For those of you only loosely acquainted with the Supreme Court case that singer Ke$ha - real name Kesha Rose Sebert - is currently embroiled in, you might be aware of the fact that she is looking to break free from her six-album deal with Sony, but not the reason why.
Ke$ha's request to break her contract is specifically tied to her work with super-producer Dr. Luke, real name Luke Gottwald, who she claims raped her in 2006.
Ke$ha, now 28-years-old, has alleged that Dr. Luke drugged her and then later raped her, shortly after her 18th birthday.
It is important, of course, to note that he was never formally charged and he has strenuously denied the claims.
However, the fact that he hasn't been charged is not strong enough to dismiss the idea that he might have done it.
Especially considering that by the time any of abuse allegations made it to court, the two cited incidences of physical violence or assault were beyond the American statute of limitations and, therefore, inadmissible.
You'd be forgiven for assuming, in 2016, that we now have a legacy of women's rape claims being taken seriously.
One only need glance at the Bill Cosby case, though, to see that there are enough legal loopholes still in place to ensure that justice isn't always served appropriately.
The news that Ke$ha's request to be let out of her contract has been denied in the Supreme Court means she will have to see out her deal with Sony, continuing to work in close proximity with the man she claims took advantage of her.
The most interesting thing about the Ke$ha case, from an entirely outside perspective, is that it is only now that people have started to take it seriously.
Ke$ha has been surfacing on various social media channels for months, pleading with people to help drum up support for her contract break, but far outweighing the couple of supportive tweets from fellow musicians, have been the posts gently ridiculing her for her 'cry face,' or posting unflattering pictures of her asking the question 'is this the face of innocence?'
It seems that even in 2016, though we might see more rape cases going to court, we're still finding new ways to discredit a woman's testimony.

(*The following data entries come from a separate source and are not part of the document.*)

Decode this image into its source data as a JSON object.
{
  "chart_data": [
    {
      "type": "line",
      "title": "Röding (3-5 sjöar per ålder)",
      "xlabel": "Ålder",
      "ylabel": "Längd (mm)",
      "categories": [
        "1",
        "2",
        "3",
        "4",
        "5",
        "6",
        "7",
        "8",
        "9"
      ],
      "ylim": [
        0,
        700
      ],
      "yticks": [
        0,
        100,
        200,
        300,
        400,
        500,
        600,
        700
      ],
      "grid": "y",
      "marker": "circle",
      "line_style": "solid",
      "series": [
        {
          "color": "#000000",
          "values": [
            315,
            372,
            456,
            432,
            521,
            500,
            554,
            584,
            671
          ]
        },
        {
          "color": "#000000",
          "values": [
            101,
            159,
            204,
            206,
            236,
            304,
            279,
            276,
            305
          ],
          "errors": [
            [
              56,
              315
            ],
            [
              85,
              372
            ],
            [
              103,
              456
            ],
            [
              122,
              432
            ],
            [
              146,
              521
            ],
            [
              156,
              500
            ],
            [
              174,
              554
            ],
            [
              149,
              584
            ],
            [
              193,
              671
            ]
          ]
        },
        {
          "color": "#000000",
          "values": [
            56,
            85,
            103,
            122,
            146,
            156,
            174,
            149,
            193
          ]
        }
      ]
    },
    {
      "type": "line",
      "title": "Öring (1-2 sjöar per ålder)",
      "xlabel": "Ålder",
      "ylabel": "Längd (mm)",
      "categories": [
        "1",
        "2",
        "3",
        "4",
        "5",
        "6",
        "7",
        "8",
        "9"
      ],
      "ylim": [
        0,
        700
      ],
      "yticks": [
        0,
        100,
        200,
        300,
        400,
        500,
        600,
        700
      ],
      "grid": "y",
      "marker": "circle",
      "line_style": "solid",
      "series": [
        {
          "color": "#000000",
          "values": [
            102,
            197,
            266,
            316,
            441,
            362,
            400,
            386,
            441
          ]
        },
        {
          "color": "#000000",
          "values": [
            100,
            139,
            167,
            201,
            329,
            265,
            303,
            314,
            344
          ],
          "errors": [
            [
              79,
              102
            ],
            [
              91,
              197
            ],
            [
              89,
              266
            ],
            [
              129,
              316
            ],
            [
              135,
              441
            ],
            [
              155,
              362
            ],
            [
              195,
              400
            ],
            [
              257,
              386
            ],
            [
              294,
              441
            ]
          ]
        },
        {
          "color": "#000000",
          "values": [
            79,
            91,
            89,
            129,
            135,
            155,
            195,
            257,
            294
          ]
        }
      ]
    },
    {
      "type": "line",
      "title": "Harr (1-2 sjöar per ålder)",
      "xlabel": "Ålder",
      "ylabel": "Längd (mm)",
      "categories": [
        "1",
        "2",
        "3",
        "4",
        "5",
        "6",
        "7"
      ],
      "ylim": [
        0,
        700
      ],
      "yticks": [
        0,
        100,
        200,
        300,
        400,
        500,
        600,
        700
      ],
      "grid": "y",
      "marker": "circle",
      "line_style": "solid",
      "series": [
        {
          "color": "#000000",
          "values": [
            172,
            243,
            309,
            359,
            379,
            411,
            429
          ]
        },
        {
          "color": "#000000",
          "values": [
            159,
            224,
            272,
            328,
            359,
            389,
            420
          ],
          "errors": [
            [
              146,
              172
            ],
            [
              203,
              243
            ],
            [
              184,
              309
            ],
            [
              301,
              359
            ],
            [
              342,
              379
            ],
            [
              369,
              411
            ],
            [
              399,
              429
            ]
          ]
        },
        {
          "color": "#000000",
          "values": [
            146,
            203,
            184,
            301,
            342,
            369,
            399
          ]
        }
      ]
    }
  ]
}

The message here is that if you want your assault claims to be taken seriously, you have to have had a record of saintly behaviour yourself.
Take Janice Dickinson's part in the Bill Cosby drama, for example.
While many of the testomonies in Cosby's ongoing investigation have had to be thrown out due to issues with their timeframe, Dickinson's claims were rubbished by the population well before they landed in front of a lawyer.
Because Janice Dickinson's behaviour is perceived regularly to be uncouth or dramatic, we assumed her claims against Cosby are overblown.
The public reaction towards Ke$ha has not been quite as ubiquitously vitriolic as that leveled at Dickinson, but there are similarities.
And because she has positioned herself as something of a comedic figure, her public pleading about her contract has been cast in an amusing light, instead of being seen for what it actually was - a distressed, frightened woman's cry for help.
It appears that we are more than happy to take the side of an unquestionably wronged woman, but when the woman in the frame divides opinions, our support is not so unequivocal.
In an age, though, where we have begun to celebrate women for their flaws, differences and shades of grey, we should probably start recognising that women with only saintly records, though perhaps not myths, are at least few and far between.
A rape claim is a rape claim; it should always be taken seriously.